Stocks quoted in this article:
Options traders have been unusually bearish toward Yahoo! Inc. (NASDAQ:YHOO) of late. The search engine's 50-day put/call volume ratio at the International Securities Exchange (ISE), Chicago Board Options Exchange (CBOE), and NASDAQ OMX PHLX (PHLX) is 0.31, which ranks in the 91st percentile of its annual range. Long story short, traders have rarely been more put-heavy toward YHOO in the past year.
That trend is continuing today, with put volume at more twice its intraday average.
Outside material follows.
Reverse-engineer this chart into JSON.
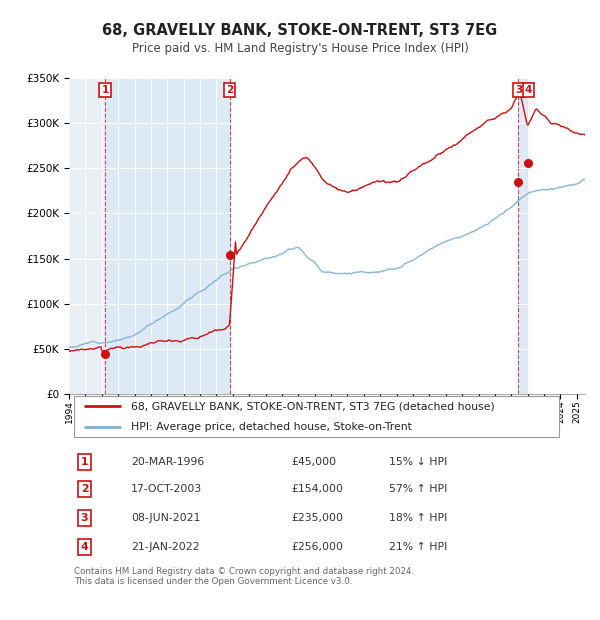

As it did a few days ago, most of the action centers around the June 25 put, where 94% of the nearly 8,000 contracts traded at the strike have crossed on the ask side -- meaning they were purchased. Implied volatility is up, too, suggesting that these are new positions, initiated at a volume-weighted average price (VWAP) of $0.32.
Consequently, this morning's put buyers need Yahoo! to take the journey south from its current perch of $25.91, to $24.68 (strike less VWAP), over the next two-plus weeks, in order for the trade to be profitable on expiration Friday. That's a modest move of less than 5%.
Technically, things have been a bit of a mixed bag for YHOO. The shares have added nearly 30% year-to-date, but after touching a 5-year high of $27.68 on May 15, they have lost 6.4% and are currently trading below their 10- and 20-day moving averages.
It remains to be seen whether those trendlines will guide Yahoo! Inc. (NASDAQ:YHOO) past the strike by June 21, when the options expire. Current delta of negative 0.29, or 29%, means the chances of that taking place are roughly 3-in-10. But no matter what happens, the most today's speculators have to lose is their initial net debit.